Não foi só na operação no dia a dia que a empresa sentiu o baque. Na Bolsa, as ações, que eram cotadas a R$ 12 na véspera da revelação, eram negociadas ontem a R$ 0,85. O valor de mercado da empresa caiu de R$ 10,8 bilhões para R$ 785 milhões no período, segundo levantamento de Einar Rivero, diretor da Elos Ayta Consultoria.
A Americanas também deixou de ser a loja na qual sempre se encontra de tudo. As gôndolas, que já tiveram um mix de produtos que ia do bombom de chocolate ao celular, passando por brinquedos, lingerie, panela de pressão e material escolar, ficou mais enxuto, concentrando esforços nos itens de rápido retorno.
Para este primeiro semestre, a empresa já tem um alvo certo: os ovos de Páscoa são a grande aposta de vendas.
João Lucas Tonello, analista da Benndorf Research, avalia que a credibilidade da empresa com o consumidor, abalada no primeiro momento, já foi retomada. Enquanto comprar em uma loja física não apresenta riscos, porque o cliente paga e leva o item debaixo do braço, as vendas on-line continuam sendo entregues no prazo.
"Consumidores não foram afetados porque empresa se mostra ativa. Como a margem é baixa, os produtos continuam atrativos".
‘Desafio gigante’
A relação com os fornecedores, porém, foi transformada. No segmento, a Americanas sempre foi conhecida por negociar prazos longos de pagamento, mas continuava a ter pedidos aceitos pelo enorme volume de vendas.
A revelação do rombo financeiro mudou o poder de mãos e fez com que a varejista passasse a ser dependente dos fornecedores. As ordens passaram a ser confirmadas com dinheiro na hora.
Para Rômulo Pozzebon, assessor de investimentos da Ável, a injeção de capital dos acionistas Jorge Paulo Lemann, Marcel Telles e Carlos Alberto Sicupira e a conversão de dívidas bancárias em ações foram aspectos cruciais do plano de recuperação.

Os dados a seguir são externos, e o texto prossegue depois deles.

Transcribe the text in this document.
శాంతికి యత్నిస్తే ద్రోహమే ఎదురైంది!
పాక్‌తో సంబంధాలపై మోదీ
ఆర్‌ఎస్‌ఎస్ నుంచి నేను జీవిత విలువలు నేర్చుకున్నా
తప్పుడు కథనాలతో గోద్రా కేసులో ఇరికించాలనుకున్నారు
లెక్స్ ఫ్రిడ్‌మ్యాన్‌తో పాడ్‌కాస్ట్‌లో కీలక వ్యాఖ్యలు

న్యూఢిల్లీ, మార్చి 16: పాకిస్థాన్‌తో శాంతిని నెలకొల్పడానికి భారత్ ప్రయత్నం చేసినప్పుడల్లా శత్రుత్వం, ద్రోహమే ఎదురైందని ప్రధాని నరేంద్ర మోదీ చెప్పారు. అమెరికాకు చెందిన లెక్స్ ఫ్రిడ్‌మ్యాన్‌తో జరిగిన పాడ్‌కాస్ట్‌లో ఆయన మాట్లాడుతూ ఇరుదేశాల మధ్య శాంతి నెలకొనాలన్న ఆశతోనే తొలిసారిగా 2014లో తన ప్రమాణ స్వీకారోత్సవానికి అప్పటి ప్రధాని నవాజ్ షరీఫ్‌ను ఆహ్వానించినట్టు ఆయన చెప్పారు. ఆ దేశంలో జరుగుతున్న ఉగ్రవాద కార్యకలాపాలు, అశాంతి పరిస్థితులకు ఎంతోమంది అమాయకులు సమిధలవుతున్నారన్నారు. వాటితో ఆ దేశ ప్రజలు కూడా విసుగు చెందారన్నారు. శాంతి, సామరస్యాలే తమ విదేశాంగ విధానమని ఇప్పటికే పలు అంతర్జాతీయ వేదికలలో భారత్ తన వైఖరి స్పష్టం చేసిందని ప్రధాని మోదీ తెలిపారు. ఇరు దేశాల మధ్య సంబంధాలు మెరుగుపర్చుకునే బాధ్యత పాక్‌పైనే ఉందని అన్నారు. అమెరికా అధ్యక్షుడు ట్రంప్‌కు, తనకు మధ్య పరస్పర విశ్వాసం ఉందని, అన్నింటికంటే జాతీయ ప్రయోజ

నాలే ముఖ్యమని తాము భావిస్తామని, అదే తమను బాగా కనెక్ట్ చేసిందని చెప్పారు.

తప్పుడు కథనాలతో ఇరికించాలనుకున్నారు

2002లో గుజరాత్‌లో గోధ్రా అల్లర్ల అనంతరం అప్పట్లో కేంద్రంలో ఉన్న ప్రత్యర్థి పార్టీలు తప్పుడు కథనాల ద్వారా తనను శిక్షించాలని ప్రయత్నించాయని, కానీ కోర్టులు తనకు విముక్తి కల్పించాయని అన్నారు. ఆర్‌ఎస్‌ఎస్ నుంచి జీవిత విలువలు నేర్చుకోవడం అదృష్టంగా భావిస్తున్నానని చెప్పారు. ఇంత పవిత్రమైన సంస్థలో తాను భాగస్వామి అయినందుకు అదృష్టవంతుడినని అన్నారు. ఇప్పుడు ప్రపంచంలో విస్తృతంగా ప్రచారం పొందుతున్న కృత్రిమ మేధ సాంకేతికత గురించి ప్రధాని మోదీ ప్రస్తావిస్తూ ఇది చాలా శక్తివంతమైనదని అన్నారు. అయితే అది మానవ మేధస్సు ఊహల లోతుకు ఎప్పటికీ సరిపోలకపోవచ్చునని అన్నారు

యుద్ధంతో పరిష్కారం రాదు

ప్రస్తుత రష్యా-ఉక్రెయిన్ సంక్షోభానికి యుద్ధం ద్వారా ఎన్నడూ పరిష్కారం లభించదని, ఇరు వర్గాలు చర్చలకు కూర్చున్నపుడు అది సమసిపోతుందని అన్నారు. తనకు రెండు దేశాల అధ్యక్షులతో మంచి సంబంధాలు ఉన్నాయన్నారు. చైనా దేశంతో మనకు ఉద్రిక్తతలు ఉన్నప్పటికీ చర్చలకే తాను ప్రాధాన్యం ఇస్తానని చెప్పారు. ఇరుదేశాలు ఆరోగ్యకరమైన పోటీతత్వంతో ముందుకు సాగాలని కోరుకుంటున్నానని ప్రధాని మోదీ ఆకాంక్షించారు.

No total, a capitalização envolve recursos da ordem de R$ 24 bilhões entre acionistas e credores. Mas, ainda assim, ele opina, pode não resolver todos os problemas.
Caroline Sanchez, analista da Levante Corp, avalia que a reestruturação operacional é fundamental para que a empresa consiga voltar a se financiar sozinha:
"A ideia é que a companhia fique um pouco mais nichada, seja uma empresa menor, em regiões estratégicas. É um desafio gigante".